Allí vivía Emilia, sin apenas recursos, pero siempre emperifollada, los labios y las mejillas rosadas por el carmín, con olor a lavanda, las raíces del cabello negro azabache quemadas por el tinte, con andares parsimoniosos a causa de su incipiente ceguera.  Cierto día, decidí ir a visitarla y me encontré la desolación personificada. La buena mujer yacía en plena calle sobre un colchón rodeada de sus pocas pertenencias, lloraba desconsoladamente y se preguntaba por qué Dios la había abandonado. En esa época también había especulación y se expulsaba a los inquilinos sin más explicación que la orden de desalojo inmediato, sin mandamiento judicial ni nada parecido. Cuando me vio, me abrazó quejumbrosa y sentí por primera vez en mi vida (tenía 8 o 9 años) el significado de la palabra injusticia. 
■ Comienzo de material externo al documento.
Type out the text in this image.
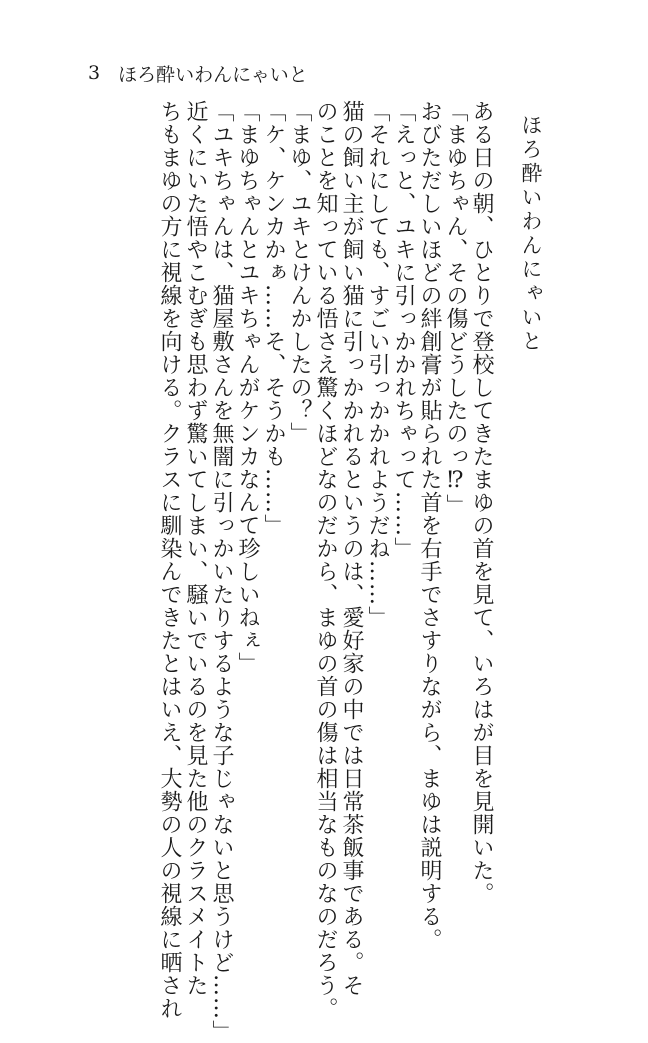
3 ほろ酔いわんにゃいと
ほろ酔いわんにゃいと
ある日の朝、ひとりで登校してきたまゆの首を見て、いろはが目を見開いた。
「まゆちゃん、その傷どうしたのっ⁉」
おびただしいほどの絆創膏が貼られた首を右手でさすりながら、まゆは説明する。
「えっと、ユキに引っかかれちゃって……」
「それにしても、すごい引っかかれようだね……」
猫の飼い主が飼い猫に引っかかれるというのは、愛好家の中では日常茶飯事である。そ
のことを知っている悟さえ驚くほどなのだから、まゆの首の傷は相当なものなのだろう。
「まゆ、ユキとけんかしたの？」
「ケ、ケンカかぁ……そ、そうかも……」
「まゆちゃんとユキちゃんがケンカなんて珍しいねぇ」
「ユキちゃんは、猫屋敷さんを無闇に引っかいたりするような子じゃないと思うけど……」
近くにいた悟やこむぎも思わず驚いてしまい、騒いでいるのを見た他のクラスメイトた
ちもまゆの方に視線を向ける。クラスに馴染んできたとはいえ、大勢の人の視線に晒され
Al poco, corrí hacia mi casa, les conté a mis padres lo que había visto y les pedí que la ayudaran. No se lo pensaron  ni un segundo. Esa noche Emilia durmió en nuestra casa y allí permaneció varios meses hasta que logró acomodo en otra vivienda. Para todos nosotros era una más de la familia y todos la adorábamos. Estas escenas no me han abandonado nunca y, desde entonces, me he rebelado abiertamente contra quienes abusan de personas mayores e indefensas.

Decía don Miguel de Unamuno que la verdadera historia es la intrahistoria, y que esta se nutre de las personas anónimas, que no constan en las enciclopedias pero que son el verdadero motor de la humanidad.  Y creo que tiene toda la razón.